La première chose que l’on observe est que l’on parle d’abord de « construire son identité numérique ». En d’autres termes ce qui est fascinant pour certains c’est que l’on puisse imaginer se construire une image à partir des contributions que l’on propose sur divers supports en ligne. Un peu comme pour un tableau impressionniste dont chaque point rapporterait une trace d’activité, l’ensemble permettrait de dévoiler sa propre identité. Dans l’idée de construction proposée dans divers textes, il s’agit de passer d’une image voulue mais non maîtrisée à une image choisie, construite, élaborée. C’est ainsi que, lors du dernier colloque sur le e-portfolio à Montréal, était présenté la question de l’identité numérique, tout au moins pour ce que les documents de présentation en laissaient penser.
Mais cette première observation me semble largement insuffisante en regard des faits. Si l’identité active, voulue, choisie, construite est un élément, l’autre élément est l’identité passive qui se construit à l’insu de la personne. Quelques exemples simples suffisent à l’observer. Lorsque l’on effectue un paiement bancaire à l’aide de la carte de paiement un ensemble de traces sont générées et conservées, associées à votre nom. De même lorsque vous conservez votre identité de connexion sur Google, l’historique généré par le serveur retrace l’ensemble de vos requêtes et davantage éventuellement, toujours associé à votre nom. Il suffit d’oublier de se déconnecter pour que la trace soit construire en continue et contribue à faire émerger un profil. C’est cette identité passive qui se construit malgré nous et qui vient présenter un tableau qui peut être tout autre que celui que l’on aimerait.

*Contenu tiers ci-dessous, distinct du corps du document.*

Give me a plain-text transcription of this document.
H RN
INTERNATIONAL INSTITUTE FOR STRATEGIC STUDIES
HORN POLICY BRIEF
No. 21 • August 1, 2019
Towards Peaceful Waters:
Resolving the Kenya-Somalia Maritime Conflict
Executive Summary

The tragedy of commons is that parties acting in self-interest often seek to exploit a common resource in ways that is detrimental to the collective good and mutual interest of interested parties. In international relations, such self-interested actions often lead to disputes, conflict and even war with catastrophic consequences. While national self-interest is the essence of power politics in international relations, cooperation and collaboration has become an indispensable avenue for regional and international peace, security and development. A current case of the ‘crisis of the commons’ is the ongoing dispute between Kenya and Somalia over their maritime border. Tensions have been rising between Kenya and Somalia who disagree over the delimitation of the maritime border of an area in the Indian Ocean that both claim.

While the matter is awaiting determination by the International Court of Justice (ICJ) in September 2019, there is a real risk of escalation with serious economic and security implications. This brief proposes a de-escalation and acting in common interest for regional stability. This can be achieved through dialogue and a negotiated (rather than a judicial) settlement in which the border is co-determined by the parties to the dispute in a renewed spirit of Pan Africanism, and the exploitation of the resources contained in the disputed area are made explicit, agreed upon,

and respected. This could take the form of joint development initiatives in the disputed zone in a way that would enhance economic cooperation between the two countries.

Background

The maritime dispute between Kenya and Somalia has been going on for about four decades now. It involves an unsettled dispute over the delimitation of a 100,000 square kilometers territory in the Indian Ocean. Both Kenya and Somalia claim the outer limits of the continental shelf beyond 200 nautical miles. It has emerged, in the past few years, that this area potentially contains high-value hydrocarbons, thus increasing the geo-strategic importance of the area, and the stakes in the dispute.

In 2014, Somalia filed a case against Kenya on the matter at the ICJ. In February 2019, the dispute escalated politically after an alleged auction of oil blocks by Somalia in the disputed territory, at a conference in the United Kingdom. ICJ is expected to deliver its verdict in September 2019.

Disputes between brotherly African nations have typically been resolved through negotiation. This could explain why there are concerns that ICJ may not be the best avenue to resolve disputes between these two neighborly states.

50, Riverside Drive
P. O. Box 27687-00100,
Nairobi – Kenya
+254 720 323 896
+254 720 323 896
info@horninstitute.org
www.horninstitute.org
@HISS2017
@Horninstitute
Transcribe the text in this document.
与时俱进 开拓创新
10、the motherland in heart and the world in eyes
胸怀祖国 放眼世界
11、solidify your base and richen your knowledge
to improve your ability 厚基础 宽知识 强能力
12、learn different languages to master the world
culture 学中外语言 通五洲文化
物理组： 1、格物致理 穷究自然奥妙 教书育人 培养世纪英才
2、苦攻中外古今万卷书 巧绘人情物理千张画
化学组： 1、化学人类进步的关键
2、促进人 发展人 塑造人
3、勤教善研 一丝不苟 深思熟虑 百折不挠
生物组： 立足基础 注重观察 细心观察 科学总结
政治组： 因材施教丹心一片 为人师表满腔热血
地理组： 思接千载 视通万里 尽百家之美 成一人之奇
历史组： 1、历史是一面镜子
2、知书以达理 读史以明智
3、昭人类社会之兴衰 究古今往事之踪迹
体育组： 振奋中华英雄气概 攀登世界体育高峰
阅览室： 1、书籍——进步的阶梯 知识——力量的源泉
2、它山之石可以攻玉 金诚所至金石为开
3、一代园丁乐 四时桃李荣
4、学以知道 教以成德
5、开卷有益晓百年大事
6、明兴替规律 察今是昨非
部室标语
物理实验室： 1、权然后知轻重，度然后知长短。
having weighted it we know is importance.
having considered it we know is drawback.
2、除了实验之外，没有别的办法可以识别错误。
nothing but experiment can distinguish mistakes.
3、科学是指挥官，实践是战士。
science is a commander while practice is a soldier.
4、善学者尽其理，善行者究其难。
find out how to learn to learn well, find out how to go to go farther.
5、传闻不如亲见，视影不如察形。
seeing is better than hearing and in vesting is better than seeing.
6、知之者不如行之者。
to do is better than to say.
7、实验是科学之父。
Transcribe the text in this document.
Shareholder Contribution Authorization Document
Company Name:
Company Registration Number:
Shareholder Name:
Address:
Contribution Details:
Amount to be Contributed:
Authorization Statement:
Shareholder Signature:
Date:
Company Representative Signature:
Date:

Comme on le voit l’identité numérique comprend deux parties bien différentes dont il faut analyser la coexistence. En effet impossible d’imaginer que l’une et l’autre restent longtemps indépendantes. En effet pour peu que des outils un peu élaborés circulent dans le monde des spécialistes des serveurs informatiques et des personnes intentionnées auront tôt fait de tenter de rapprocher une identité passive que l’on possède à une identité active que l’on va comparer. L’usager se trouve pris, sans le vouloir et sans même peut-être le savoir, dans un filet qui pourrait satisfaire des projets de natures très diverses.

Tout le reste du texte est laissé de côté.